15 July 2014 | 1:27 pm | Hannah Story

'Finding Vivian Maier' co-director Charlie Siskel on how the film unfolded as a detective story.

It’s a story that started at an auction house in Chicago in 2007, where John Maloof was looking for high quality vintage photographs for a project he was working on. It was there that he purchased a box of negatives by Vivian Maier for $400. The negatives, and the artist responsible for them, became a subject of fascination for Maloof, who managed to track down the rest of her work: about 100,000 to 150,000 negatives, more than 3,000 prints, and hundreds of rolls of film, Super 8 movies and audio recordings. And from there, as he organised public exhibitions of her work, he started to track down people that knew Maier and could tell him her story.

That story has become the feature documentary Finding Vivian Maier, co-directed by Maloof and Charlie Siskel. In the doco Maloof uncovers the shadowy figure of Maier, a photographer who spent her day-to-day life working as a nanny, and whose work only came into the public eye following her death. He did this not just through interviews with the children she looked after, her employers and acquaintances, but through examining her photographs and her possessions, including a mountain of newspapers, notebooks and receipts.

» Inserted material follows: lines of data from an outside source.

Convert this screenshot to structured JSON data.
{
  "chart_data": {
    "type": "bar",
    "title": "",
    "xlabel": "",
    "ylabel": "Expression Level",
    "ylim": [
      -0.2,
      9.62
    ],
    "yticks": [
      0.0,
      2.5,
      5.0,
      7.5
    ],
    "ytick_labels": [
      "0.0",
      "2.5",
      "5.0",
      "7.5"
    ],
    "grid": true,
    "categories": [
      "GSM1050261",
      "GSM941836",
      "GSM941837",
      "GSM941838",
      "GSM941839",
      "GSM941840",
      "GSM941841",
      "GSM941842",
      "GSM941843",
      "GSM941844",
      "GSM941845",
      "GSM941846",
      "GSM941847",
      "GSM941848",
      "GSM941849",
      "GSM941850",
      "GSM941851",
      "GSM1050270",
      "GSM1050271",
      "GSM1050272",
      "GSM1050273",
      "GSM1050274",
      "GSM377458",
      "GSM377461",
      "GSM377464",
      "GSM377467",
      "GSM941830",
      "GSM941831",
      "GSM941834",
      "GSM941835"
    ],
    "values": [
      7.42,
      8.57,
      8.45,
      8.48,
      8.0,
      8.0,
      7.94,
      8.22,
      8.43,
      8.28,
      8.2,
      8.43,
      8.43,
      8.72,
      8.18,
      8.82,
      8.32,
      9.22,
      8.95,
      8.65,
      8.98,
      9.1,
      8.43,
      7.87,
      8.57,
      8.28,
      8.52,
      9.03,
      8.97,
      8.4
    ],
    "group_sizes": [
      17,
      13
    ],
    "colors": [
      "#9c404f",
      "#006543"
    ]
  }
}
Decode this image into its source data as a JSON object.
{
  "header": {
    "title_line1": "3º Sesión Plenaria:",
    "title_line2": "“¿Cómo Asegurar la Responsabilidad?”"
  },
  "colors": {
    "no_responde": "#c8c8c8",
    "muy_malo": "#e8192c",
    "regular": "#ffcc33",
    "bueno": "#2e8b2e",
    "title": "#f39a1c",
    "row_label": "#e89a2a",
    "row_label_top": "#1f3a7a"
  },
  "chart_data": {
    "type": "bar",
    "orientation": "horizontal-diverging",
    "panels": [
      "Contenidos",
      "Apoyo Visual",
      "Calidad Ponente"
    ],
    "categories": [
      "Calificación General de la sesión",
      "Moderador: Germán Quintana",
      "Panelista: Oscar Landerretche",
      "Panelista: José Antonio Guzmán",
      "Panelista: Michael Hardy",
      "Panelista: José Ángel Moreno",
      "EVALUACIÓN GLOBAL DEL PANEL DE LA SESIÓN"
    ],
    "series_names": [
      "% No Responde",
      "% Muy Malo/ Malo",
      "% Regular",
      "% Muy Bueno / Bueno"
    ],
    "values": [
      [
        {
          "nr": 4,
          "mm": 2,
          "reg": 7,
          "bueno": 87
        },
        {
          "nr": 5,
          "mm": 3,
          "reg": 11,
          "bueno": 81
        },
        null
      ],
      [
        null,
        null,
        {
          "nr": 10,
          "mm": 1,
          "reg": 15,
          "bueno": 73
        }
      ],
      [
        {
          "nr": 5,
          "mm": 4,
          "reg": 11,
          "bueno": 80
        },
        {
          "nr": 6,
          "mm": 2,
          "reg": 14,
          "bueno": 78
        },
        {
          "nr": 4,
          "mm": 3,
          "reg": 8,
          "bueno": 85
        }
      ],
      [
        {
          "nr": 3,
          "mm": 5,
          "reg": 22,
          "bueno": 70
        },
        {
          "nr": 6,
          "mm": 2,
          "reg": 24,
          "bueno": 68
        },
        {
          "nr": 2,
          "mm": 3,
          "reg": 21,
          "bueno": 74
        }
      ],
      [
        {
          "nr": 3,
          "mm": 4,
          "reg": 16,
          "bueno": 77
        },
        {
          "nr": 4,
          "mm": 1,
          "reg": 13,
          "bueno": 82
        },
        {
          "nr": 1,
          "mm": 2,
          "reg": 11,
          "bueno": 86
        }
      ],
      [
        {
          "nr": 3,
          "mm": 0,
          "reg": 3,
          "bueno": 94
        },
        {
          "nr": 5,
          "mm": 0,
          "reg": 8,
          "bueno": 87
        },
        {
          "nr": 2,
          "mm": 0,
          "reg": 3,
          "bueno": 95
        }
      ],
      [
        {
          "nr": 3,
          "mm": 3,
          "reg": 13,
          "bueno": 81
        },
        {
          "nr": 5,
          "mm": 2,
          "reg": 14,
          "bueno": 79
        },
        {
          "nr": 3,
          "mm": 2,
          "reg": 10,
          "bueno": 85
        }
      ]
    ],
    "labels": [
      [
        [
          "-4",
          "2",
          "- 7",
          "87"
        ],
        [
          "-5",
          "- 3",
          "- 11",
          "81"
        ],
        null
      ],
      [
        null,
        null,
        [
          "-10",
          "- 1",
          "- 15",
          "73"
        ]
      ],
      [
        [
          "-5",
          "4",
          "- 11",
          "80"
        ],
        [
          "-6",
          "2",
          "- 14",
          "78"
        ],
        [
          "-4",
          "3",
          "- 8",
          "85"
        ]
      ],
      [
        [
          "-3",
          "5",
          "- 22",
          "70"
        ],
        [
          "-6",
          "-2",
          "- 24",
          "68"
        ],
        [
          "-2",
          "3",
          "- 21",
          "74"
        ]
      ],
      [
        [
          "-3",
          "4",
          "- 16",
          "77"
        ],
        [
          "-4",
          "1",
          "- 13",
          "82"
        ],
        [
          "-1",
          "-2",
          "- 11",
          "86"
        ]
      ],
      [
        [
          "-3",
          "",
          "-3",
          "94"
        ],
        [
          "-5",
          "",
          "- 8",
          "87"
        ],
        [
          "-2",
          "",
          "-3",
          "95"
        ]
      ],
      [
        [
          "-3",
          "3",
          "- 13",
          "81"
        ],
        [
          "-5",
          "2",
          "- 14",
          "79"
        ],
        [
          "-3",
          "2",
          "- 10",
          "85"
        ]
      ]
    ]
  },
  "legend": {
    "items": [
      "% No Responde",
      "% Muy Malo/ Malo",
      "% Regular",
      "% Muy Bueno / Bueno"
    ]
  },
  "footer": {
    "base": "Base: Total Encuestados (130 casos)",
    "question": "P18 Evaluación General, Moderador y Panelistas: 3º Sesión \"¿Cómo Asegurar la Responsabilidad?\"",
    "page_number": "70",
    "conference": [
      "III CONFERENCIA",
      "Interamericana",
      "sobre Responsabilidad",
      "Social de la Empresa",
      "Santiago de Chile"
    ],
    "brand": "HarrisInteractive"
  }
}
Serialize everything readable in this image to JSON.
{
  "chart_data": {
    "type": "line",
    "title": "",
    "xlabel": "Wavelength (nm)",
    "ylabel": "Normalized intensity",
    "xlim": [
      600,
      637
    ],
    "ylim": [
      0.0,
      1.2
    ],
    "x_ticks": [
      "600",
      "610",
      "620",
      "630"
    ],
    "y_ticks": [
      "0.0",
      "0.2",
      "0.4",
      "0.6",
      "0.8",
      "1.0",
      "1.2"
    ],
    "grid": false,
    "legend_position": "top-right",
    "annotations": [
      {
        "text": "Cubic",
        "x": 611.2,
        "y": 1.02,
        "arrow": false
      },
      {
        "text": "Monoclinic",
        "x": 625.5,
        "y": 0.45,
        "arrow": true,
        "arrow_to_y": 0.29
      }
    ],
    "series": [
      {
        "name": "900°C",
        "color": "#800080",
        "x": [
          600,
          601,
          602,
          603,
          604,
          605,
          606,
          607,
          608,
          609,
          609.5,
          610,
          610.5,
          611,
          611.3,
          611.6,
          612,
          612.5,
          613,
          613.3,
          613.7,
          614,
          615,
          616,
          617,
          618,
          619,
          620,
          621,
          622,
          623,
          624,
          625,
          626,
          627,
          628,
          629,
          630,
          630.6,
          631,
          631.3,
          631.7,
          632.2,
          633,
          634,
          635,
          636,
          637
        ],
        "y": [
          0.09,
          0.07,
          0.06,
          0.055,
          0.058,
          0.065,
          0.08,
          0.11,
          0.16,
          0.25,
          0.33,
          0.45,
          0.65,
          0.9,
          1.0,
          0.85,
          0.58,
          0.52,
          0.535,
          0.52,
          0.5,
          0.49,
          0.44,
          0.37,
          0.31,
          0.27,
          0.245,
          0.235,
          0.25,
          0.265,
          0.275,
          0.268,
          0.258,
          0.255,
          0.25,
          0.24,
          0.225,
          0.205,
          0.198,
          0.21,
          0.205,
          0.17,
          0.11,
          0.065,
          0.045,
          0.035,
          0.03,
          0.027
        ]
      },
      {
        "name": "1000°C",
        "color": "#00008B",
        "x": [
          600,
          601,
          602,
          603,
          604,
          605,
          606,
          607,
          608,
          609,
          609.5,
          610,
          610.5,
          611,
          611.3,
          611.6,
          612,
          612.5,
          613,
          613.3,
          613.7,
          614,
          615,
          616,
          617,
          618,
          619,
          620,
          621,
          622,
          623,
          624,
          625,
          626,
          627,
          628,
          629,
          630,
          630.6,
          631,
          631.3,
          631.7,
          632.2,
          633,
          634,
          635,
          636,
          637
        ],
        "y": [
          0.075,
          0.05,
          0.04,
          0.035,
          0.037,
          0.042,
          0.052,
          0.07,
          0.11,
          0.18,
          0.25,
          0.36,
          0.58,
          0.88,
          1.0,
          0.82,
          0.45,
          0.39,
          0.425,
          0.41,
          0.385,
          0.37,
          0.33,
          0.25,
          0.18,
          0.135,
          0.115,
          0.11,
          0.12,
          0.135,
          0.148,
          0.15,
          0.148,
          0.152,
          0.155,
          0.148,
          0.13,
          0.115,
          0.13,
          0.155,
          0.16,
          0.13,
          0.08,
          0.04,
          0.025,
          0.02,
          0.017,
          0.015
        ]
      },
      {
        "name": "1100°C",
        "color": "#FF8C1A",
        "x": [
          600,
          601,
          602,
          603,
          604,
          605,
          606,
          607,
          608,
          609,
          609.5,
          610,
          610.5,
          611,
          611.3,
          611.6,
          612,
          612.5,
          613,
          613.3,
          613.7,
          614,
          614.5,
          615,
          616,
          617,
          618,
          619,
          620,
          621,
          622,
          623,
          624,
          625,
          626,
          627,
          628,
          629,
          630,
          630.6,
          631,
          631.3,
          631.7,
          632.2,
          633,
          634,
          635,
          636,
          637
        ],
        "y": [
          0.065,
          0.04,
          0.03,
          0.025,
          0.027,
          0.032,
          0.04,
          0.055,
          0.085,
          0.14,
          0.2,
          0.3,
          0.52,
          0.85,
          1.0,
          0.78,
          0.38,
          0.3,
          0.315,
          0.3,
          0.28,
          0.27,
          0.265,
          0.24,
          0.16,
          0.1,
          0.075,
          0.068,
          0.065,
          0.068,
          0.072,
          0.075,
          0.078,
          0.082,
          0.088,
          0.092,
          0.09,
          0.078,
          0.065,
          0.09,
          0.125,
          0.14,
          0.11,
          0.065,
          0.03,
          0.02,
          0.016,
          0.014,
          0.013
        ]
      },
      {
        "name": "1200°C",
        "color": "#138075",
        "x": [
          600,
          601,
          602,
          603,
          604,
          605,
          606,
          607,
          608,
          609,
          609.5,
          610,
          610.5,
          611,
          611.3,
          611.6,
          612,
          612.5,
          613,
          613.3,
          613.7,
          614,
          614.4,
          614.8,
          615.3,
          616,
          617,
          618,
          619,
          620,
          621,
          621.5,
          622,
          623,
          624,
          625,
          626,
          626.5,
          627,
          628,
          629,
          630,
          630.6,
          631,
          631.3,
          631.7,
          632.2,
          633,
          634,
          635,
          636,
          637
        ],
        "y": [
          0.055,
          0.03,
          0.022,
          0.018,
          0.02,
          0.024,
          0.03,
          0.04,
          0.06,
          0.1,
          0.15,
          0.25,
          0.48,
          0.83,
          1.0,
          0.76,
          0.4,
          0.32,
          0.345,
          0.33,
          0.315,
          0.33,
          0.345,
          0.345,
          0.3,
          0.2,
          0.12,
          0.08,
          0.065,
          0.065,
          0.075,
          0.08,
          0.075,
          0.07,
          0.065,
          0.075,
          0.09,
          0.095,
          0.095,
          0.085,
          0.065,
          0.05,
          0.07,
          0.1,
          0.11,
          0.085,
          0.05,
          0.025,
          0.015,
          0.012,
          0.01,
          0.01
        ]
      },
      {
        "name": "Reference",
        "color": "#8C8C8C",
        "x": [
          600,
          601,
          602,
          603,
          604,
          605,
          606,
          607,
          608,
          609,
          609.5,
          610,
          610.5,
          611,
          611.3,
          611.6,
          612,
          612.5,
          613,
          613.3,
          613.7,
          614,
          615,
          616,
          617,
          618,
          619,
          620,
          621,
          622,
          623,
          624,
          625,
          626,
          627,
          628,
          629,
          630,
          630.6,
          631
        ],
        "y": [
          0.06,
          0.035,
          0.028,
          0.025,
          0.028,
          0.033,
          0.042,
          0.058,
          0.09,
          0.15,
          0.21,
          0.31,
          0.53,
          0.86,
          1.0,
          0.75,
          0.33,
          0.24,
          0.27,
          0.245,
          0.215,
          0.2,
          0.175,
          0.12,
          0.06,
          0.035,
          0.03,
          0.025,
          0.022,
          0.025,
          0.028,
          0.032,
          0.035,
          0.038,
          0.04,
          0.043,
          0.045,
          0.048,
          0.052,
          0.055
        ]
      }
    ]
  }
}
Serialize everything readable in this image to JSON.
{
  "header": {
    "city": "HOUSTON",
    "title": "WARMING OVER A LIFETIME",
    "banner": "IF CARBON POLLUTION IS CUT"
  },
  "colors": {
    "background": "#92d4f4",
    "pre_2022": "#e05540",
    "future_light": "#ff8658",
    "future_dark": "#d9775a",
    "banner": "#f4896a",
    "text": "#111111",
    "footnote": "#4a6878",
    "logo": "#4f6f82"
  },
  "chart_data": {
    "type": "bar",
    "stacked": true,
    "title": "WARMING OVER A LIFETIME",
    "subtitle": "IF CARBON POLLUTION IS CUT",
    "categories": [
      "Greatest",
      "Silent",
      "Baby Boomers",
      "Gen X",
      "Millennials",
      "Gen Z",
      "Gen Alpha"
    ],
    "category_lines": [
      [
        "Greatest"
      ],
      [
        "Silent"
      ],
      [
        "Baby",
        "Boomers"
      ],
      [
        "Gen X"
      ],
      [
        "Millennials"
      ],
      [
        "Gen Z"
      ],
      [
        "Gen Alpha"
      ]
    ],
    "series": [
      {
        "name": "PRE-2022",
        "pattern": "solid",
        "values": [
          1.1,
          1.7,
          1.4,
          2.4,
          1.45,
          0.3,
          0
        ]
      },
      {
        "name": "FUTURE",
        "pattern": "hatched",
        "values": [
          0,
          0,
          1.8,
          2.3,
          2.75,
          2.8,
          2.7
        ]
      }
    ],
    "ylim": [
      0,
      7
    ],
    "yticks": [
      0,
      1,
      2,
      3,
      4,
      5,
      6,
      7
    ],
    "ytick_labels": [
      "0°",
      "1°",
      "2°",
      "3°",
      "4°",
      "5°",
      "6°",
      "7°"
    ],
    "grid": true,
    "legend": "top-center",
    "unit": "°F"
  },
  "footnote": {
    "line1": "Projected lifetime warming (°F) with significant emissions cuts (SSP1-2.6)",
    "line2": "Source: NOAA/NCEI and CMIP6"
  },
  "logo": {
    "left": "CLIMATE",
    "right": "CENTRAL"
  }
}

This was “the sort of material that we would sift through as the detective story was unfolding,” Siskel says. “That was the idea for how to structure the film as a kind of detective story, almost like an archaeological dig, sifting through all these things Vivian left behind to try to form a portrait of her… trying to create order out of the chaos that’s left behind. In this case it was all the more intriguing because Vivian was mysterious and so full of contradictions; she’s a brilliant photographer but she’s not known as a photographer, people only seemed to know her as a nanny. The families that knew her, they didn’t know her; she was only the help, really… It may not be entirely surprising that Vivian didn’t tell them so much about her past or her true ambitions and her artistic ambitions. They seem not to have really asked about all those pictures. They now express surprise about it but they noticed the camera, they all say she always had a camera on, but maybe they didn’t ask to see the photographs. Maybe that’s why she didn’t show them.”

In the eyes of Maloof and Siskel, Maier is one of the great street photographers of the 20th century, capturing images of the disenfranchised and telling stories about “someone sitting alone eating a sandwich on a park bench”. “She was a brilliant artist who happened to be a nanny by day. Being a nanny was merely a kind of disguise, a thing that allowed her to pursue her true calling which was her art.”